The other day, Sunday, I saw a courtesy extended that is rarely done, though perhaps not as rare in these particular circumstances. You see, as usual, I was watching George Stephanopoulos on his Sunday morning program, This Week. His guest was not actually a one-armed man but Senator Robert "Bob" Dole. When they met for this interview it was in the law library of Senator Dole's law firm's law library. Not everyone has even noticed that Senator Dole's right arm does not function well, but George's long experience in the never-never-land of D.C. politics allowed him to have the foresight to extend his left hand in greeting the senator. Because of the Senator's special circumstances, his physical limitation, it was a friendly gesture of accommodation that allowed both men to express a traditional greeting: one appropriate to the culture.

One might think that being on opposite sides of the "aisle" in congress, at least in allegiances, that they would not be so collegial. That is certainly not always the case. Just as lawyers who fight tooth and nail inside the courtroom, outside they may be tennis partners, or even married to one another, so it can be with politicians. Appearances are not always the whole of reality. I recall during a tour of the old ocean liner Queen Mary, now landlocked at Long Beach, California, as a tourist attraction, we were informed that in preparation for opening as a tour site, inspections of the huge smoke stacks of the proud old matron showed that there was more paint than metal left in most of them. Still, the ship looks magnificent. Not necessarily safe, but still impressive.

The odd thing about the left-handed hand shake is that I was taught it was a symbolic mark of kinship among the Boy Scouts organization. Only much later did I learn that it was actually a shibboleth, a test of "us" versus "them" specifically designed to exclude those who were not accepting of the British Imperialism in India. More specifically it was intended to exclude Moslems, or any race of people so unclean as to use their left hand as the primary instrument of toilet hygiene. Approaching an Iraqi Shia person with left hand extended in greeting would be an affront, which these days, given the ridiculous availability of weapons in Iraq might very well get you shot, even if you were a Boy Scout.

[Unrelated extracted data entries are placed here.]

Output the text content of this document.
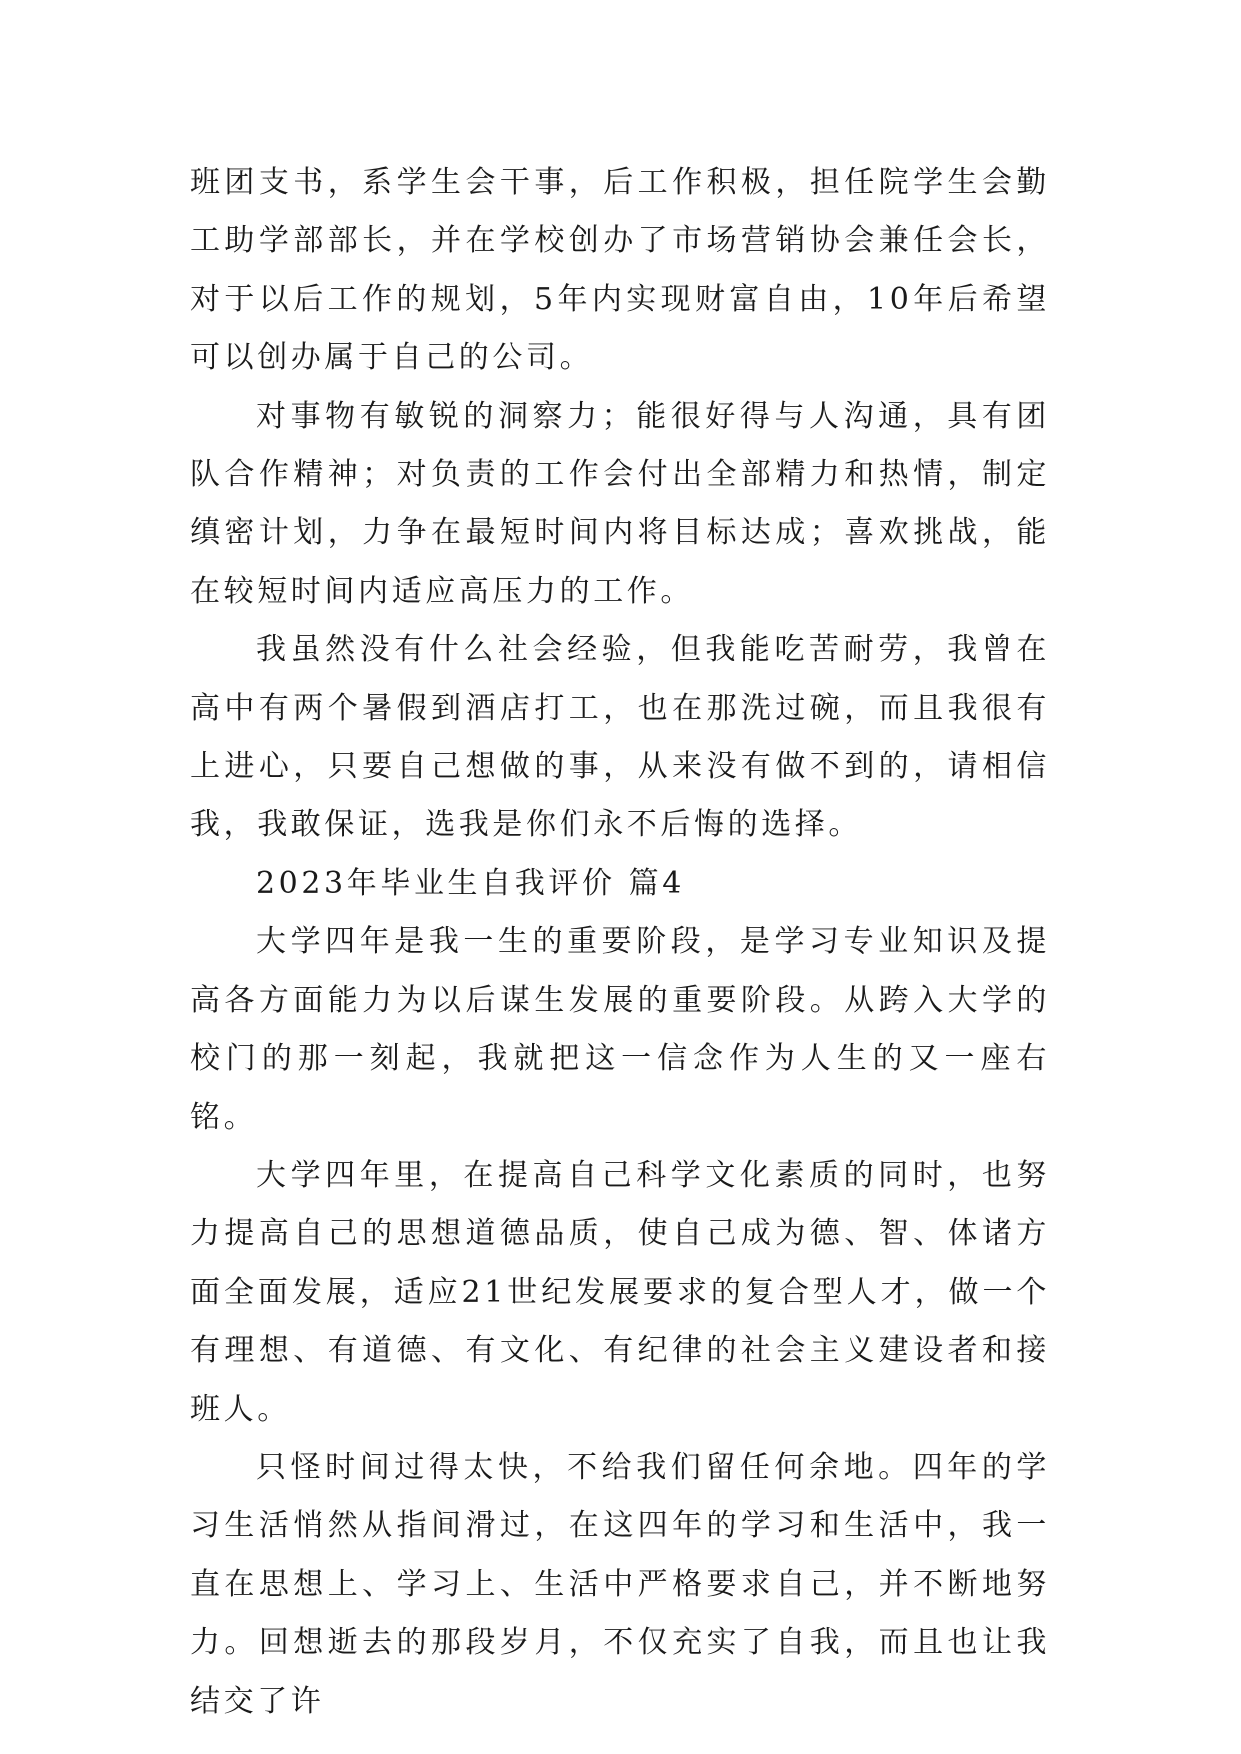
班团支书，系学生会干事，后工作积极，担任院学生会勤工助学部部长，并在学校创办了市场营销协会兼任会长，对于以后工作的规划，5年内实现财富自由，10年后希望可以创办属于自己的公司。

对事物有敏锐的洞察力；能很好得与人沟通，具有团队合作精神；对负责的工作会付出全部精力和热情，制定缜密计划，力争在最短时间内将目标达成；喜欢挑战，能在较短时间内适应高压力的工作。

我虽然没有什么社会经验，但我能吃苦耐劳，我曾在高中有两个暑假到酒店打工，也在那洗过碗，而且我很有上进心，只要自己想做的事，从来没有做不到的，请相信我，我敢保证，选我是你们永不后悔的选择。

2023年毕业生自我评价 篇4

大学四年是我一生的重要阶段，是学习专业知识及提高各方面能力为以后谋生发展的重要阶段。从跨入大学的校门的那一刻起，我就把这一信念作为人生的又一座右铭。

大学四年里，在提高自己科学文化素质的同时，也努力提高自己的思想道德品质，使自己成为德、智、体诸方面全面发展，适应21世纪发展要求的复合型人才，做一个有理想、有道德、有文化、有纪律的社会主义建设者和接班人。

只怪时间过得太快，不给我们留任何余地。四年的学习生活悄然从指间滑过，在这四年的学习和生活中，我一直在思想上、学习上、生活中严格要求自己，并不断地努力。回想逝去的那段岁月，不仅充实了自我，而且也让我结交了许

Fortunately gestures of good faith are the heart of diplomacy. The official US stance enunciated by President Bush is that we will not have discussions with Iran without a cessation of their nuclear enrichment program. (They have corrupted the pronunciation to be "nook you lar" in the Bush family for some reason, rather than "new clee ar" like the rest of the world says it.) Even more fortunately, despite appearances of a hardline stance on that policy, US Ambassador Khalilzad was in multilateral talks with Iran, Iraq, Syria and sat across the table from an Iranian official just last week. Diplomacy is good news. Verbal volleys are better than artillery volleys any day in my opinion. Democratic party pressure in Congress is having an effect. Whether or not they can pass legislation to force withdrawal of all US forces from Iraq by 2008, as is currently being proposed, is not the point. It isn't the Whitehouse that is getting nervous or showing signs that anything is different since the Democrats got elected to the majority of seats in both houses of Congress, it is the Iraqi's who are showing signs that they believe that they must take resolving their differences a more urgent priority and come to a peaceful coalition before the US forces disappear. Even Ambassador Khalilzad said it was a useful tool in discussions with Iraqi government officials.

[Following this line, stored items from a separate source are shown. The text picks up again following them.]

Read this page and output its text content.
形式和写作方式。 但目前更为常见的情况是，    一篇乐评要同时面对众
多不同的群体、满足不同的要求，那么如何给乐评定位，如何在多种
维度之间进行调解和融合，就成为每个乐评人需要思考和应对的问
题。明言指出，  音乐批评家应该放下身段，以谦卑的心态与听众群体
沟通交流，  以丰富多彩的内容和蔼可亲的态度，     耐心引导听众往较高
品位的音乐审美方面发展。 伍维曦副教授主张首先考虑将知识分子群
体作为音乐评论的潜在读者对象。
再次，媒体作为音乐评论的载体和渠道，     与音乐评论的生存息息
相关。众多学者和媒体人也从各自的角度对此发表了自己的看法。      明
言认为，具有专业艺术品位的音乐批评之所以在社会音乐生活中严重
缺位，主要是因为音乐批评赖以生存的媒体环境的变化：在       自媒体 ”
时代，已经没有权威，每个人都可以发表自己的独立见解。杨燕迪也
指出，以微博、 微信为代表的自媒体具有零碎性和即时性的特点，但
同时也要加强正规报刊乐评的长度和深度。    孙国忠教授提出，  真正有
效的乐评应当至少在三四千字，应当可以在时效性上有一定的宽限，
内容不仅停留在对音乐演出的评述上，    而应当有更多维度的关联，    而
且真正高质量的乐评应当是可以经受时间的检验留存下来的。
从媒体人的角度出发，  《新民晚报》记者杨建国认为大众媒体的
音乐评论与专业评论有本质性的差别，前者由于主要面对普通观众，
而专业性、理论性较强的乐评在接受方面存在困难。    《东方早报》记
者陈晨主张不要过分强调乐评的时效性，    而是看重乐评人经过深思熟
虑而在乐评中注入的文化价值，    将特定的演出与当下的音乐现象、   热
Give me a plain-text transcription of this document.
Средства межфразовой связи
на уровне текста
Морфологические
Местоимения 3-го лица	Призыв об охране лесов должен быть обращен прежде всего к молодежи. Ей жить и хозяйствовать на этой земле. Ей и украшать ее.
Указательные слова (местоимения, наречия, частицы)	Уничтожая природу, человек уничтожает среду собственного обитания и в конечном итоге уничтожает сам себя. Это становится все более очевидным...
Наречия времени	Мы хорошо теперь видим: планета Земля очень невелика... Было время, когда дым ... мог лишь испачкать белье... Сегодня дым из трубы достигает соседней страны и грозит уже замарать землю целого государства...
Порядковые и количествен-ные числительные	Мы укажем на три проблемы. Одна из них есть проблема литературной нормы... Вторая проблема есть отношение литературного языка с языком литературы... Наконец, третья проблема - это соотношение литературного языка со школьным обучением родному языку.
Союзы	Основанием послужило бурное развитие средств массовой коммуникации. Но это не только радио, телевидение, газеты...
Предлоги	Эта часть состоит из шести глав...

Producer/Writer David Kelley's new series, The Wedding Bells, started on Fox last week. The series has Kelly's typical mix of charming characters, the Bell Sisters (Teri Polo plays Jane Bell, Sarah Jones is Sammy Bell, KaDee Strickland as Annie), a husband who is so buttoned down he makes appointments for bedding his wife, an ex-husband who is also "the fixer", played with boundless charm by Benjamin King. Pardon me if I have scrambled the cast, I've only seen one episode, but I'll be back for more. Oh, yes, Delta Burke had a guest role as mother of the bride, a hilarious bit in which she has one of the sisters bribe the rabbi to mention "Jesus" at least twice during the ceremony, and another facinating character, the Chef, Ernesto, played by Costas Mandylor, who also has more than a dash of smoldering heat under that accent.

I expect it to be no less of a wonderful fluffy diversion than was Ally McBeal, whose star, Calista Flockart's new show Brothers and Sisters is well worth catching too. For the more mature among us, the show, which also stars Sally Field and guest star Rob Lowe, is being Executive Produced by the former star of ThirtySomething, Ken Olin, and includes his wife Patricia Wettig as the villain of the village. (Okay, I confess, I just wanted to use the alliteration, because the "village" in this case it that global village of Los Angeles.)

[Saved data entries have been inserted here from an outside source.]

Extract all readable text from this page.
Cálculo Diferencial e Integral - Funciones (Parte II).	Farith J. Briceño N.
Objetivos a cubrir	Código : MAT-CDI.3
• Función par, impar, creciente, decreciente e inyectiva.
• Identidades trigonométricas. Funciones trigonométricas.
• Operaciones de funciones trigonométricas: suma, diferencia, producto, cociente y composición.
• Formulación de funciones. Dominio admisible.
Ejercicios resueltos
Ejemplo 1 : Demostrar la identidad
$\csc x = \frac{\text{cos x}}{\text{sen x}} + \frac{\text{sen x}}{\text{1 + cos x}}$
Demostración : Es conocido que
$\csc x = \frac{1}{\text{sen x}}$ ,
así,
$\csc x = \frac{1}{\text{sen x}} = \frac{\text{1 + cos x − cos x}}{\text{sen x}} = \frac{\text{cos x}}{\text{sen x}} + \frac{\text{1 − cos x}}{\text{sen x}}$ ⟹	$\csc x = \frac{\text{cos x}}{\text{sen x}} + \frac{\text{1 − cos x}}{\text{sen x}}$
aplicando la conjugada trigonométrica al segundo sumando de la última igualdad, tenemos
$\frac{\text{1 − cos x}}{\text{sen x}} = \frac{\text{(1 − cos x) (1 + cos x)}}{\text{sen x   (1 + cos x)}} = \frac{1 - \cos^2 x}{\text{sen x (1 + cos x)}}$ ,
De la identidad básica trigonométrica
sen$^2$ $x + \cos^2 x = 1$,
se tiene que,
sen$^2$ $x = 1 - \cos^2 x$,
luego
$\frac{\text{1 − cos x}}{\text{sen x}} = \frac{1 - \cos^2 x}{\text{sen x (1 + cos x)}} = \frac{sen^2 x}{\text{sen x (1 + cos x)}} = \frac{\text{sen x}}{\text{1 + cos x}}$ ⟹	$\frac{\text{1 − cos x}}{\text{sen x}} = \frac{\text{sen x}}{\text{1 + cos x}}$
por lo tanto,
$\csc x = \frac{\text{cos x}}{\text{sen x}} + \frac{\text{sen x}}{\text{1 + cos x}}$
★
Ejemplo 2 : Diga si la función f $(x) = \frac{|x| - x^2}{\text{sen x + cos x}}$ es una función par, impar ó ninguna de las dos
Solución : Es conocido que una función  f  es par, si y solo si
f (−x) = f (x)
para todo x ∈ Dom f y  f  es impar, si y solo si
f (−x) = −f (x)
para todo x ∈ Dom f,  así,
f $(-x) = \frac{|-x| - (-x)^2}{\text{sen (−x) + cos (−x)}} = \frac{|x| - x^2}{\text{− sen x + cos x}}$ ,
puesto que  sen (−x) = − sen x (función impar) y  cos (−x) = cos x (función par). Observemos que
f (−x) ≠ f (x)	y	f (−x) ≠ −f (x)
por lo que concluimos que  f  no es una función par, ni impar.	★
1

Speaking of appearing and disappearing, starting this week is Raines, on NBC. The star is Gena Davis' former mate, Jeff Goldblum, and his character's visions of crime victims may be hallucinations or have some other explanation, but the whole thing looks like a cross between NBC's Medium, and USA Network's Monk. I expect that Monk's star, Tony Shalhoub may have gotten some hints on how to portray the obsessive type personality from prior Goldblum performances, or at least, if he had wanted to, he could have. Jeff should be a lot of fun to watch in this new series.

As scheduled, I spent most of last week in Las Vegas, attending the PowerGen Renewable Energy and Fuels conference (operated and managed by Pennwell, and sponsored by ACORE). ACORE stands for the American Council On Renewable Energy. The Mandalay Bay Resort and Convention Center is a first rate hotel providing more than adequate convention facilities. The entire PowerGen conference only occupied the North section of their convention area, and that only on one floor. The exhibit hall was just one of the large ballrooms. I never got past the middle lobby to examine what the South half might be like, but it was a voluminous structure more like a traditional convention center, whereas the North portion is more in the style of any hotel's convention facility. I can see where it is an upgrade from the old Las Vegas convention center, adjacent to the Flamingo Hilton, but the venue itself was nothing much to write home about. It really is fairly well done, but perhaps I am somewhat jaded from the dozen or more trade shows I have worked myself, from Hong Kong and Beijing, to Sao Paulo, Boston, Dallas and Toronto.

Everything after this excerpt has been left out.